Predicting scour beneath subsea pipelines from existing small free span depths under steady currents

An equation was developed to predict current-induced scour beneath subsea pipelines in areas with small span depths, S. Current equations for scour prediction are only applicable to partially buried pipelines. The existence of small span depths (i.e. S/D < 0.3) are of concern because the capacity for scour is higher at smaller span depths. Furthermore, it is impractical to perform rectification works, such as installing grout bags, under a pipeline with a small S/D. Full-scale two-dimensional computational fluid dynamics (CFD) simulations were performed using the Reynolds-averaged Navier–Stokes approach and the Shear stress transport k–ω turbulence model. To predict the occurrence of scour, the computed maximum bed shear stress beneath the pipe was converted to the dimensionless Shields parameter, and compared with the critical Shields parameter based on the mean sediment grain size.

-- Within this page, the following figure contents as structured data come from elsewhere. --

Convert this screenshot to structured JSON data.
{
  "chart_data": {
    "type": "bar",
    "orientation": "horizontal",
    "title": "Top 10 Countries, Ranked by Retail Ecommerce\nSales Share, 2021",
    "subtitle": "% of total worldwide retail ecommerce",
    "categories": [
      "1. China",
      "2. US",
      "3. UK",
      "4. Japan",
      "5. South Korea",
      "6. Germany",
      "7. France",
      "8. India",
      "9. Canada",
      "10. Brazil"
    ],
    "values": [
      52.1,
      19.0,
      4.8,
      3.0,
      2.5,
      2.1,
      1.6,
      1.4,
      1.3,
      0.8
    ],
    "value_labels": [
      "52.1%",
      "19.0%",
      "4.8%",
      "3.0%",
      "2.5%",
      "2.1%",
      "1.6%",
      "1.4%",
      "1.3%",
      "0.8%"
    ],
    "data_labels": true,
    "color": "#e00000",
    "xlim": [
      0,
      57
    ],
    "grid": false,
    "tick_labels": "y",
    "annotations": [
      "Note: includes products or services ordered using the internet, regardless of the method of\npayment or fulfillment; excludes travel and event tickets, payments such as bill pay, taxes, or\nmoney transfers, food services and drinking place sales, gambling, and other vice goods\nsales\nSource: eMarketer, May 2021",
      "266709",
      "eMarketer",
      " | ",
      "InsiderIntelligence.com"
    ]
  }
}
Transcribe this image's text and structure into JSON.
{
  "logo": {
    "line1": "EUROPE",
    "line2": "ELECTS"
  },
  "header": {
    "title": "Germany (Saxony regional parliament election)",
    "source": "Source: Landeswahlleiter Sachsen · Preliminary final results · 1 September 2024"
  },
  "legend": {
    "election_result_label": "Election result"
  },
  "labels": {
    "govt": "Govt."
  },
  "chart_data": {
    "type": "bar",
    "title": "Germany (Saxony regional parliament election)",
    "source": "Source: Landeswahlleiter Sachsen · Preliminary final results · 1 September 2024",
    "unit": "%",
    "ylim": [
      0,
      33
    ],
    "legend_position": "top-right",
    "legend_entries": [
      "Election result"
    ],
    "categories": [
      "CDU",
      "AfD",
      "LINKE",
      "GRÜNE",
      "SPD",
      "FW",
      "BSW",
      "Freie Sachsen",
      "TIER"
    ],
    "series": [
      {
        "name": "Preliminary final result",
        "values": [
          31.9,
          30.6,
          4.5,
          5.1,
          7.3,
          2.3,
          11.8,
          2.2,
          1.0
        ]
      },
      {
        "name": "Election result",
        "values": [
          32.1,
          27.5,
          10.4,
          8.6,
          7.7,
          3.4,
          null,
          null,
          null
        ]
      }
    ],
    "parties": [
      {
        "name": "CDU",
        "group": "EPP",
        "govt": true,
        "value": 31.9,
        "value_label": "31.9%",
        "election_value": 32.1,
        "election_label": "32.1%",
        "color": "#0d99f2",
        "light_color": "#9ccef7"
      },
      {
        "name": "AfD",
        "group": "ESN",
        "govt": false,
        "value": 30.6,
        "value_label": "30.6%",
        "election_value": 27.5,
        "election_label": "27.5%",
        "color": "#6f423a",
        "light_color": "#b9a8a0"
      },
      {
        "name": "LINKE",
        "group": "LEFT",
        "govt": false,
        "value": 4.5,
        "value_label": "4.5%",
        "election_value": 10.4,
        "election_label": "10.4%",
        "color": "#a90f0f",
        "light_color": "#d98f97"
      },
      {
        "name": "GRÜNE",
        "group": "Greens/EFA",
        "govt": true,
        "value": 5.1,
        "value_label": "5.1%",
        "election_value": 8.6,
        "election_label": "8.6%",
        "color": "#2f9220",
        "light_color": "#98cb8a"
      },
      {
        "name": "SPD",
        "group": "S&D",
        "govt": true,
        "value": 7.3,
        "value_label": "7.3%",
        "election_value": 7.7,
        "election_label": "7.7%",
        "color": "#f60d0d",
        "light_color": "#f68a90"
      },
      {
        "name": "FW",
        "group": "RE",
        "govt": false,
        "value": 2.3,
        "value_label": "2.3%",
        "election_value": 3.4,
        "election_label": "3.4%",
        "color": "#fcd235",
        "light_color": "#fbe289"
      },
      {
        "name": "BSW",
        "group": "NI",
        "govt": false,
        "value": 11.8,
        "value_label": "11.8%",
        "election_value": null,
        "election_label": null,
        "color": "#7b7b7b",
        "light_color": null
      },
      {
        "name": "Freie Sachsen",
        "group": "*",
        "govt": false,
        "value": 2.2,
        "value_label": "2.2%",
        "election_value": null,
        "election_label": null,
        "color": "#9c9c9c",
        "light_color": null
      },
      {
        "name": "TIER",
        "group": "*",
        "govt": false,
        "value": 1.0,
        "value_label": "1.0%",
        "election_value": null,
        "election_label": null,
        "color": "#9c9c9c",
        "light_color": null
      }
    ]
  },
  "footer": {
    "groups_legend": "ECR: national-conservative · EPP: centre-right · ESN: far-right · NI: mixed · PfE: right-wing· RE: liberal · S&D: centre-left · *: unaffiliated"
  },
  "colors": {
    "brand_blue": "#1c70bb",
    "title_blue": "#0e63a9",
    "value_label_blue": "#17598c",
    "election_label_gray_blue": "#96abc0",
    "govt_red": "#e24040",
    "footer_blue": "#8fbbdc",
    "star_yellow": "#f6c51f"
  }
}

The numerical setup was verified, and a good agreement was found between model-scale CFD data and experimental data. Field data were obtained to determine the mean grain size, far field current velocity and to measure the span depths along the surveyed pipe length. A trend line equation was fitted to the full-scale CFD data, whereby the maximum Shields parameter beneath the pipe can be calculated based on the undisturbed Shields parameter and S/D.